Ln 400 typo "drivers".

We fixed the typo.

Table 3 We do have some concerns with multicollinearity here. As shown in Figure S1, different estimates of plumage complexity seem strongly intercorrelated. Thus, when your best model for chromatic variation identifies c1 and c3 as important predictors, the effects that your model quantifies constitute the effects of one predictor controlling for variation in the other. Now, if both are strongly correlated there is not that much independent variation that is relevant to explain. We think that it would be important to fit models with each predictor separately in order to check that results follow the same pattern. Moreover, this would mean reporting more complete results independent of whether the model is the "best" model identified by AIC. Potential future meta-analysts will need this information regardless of statistical significance or AIC. Please present the results from all models tested.

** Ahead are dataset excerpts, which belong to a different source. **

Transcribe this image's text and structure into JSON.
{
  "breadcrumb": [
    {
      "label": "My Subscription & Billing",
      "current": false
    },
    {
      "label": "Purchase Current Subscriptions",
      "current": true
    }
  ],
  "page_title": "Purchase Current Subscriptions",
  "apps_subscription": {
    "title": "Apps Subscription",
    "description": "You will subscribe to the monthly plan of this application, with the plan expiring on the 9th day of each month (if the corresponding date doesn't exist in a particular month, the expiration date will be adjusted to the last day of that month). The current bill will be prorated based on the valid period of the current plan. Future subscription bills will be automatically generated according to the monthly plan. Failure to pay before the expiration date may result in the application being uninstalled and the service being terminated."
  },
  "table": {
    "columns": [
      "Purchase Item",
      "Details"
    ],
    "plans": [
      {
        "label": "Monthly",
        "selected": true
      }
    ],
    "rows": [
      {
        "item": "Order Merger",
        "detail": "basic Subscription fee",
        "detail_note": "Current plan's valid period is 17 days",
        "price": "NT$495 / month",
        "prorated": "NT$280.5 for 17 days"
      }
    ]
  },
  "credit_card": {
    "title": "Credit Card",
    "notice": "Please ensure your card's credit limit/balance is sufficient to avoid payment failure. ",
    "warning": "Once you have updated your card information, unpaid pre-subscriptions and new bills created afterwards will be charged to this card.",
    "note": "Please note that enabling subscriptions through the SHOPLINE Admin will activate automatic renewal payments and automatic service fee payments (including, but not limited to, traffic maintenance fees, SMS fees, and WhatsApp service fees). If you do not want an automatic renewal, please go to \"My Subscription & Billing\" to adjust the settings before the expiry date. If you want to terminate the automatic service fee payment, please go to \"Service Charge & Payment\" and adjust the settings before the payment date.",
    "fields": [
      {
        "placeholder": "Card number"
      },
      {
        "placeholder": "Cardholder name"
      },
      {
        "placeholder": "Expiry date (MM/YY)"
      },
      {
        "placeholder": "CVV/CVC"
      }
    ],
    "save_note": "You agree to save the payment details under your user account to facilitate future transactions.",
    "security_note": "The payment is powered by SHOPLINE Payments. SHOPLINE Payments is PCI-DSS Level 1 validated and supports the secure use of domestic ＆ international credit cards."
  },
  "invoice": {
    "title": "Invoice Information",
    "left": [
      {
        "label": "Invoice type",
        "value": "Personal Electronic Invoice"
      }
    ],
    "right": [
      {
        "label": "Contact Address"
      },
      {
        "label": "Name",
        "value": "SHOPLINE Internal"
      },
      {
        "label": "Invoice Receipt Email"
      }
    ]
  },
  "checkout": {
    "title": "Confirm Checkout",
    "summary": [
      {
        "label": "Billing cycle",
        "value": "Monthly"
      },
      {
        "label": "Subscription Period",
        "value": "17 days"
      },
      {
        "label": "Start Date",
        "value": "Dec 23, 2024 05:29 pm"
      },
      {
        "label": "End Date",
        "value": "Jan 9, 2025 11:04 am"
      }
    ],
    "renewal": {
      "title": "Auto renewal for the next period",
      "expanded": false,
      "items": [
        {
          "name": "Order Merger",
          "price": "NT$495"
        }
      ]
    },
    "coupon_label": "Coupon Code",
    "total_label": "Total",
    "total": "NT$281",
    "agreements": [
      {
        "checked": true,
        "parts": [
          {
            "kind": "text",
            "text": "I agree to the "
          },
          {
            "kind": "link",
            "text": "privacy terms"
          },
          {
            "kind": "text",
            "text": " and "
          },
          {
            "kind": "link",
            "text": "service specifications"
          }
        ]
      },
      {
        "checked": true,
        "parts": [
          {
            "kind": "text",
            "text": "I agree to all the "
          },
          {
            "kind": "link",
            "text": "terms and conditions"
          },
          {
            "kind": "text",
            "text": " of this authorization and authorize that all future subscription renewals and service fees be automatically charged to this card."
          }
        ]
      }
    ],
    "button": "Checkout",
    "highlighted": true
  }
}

We appreciate this comment. We now calculate variance inflation factors (which we not are mostly rather low, which a max of ~4) and present results after removing each complexity metric in turn. As suggested, we also include the full regression results. We describe our approach in Methods L409-415 and included new Figure 3—figure supplement 1 (showing the "full" model results and sub-models with complexity metrics dropped in turn) and Supplementary files 1f and 1g (results for all models tested). Effect sizes were ~stable under these alternative model formulations (Figure 3—figure supplement 1), suggesting our results are robust to the observed levels of multicollinearity.

We would like to point out that the new Supplementary files 1f and 1g are rather unwieldy (63 models tested in each table). As such, we would ask the editor(s) to consider whether the new Figure 3—figure supplement 1 is sufficient for addressing this important point about potential multicollinearity influencing our results.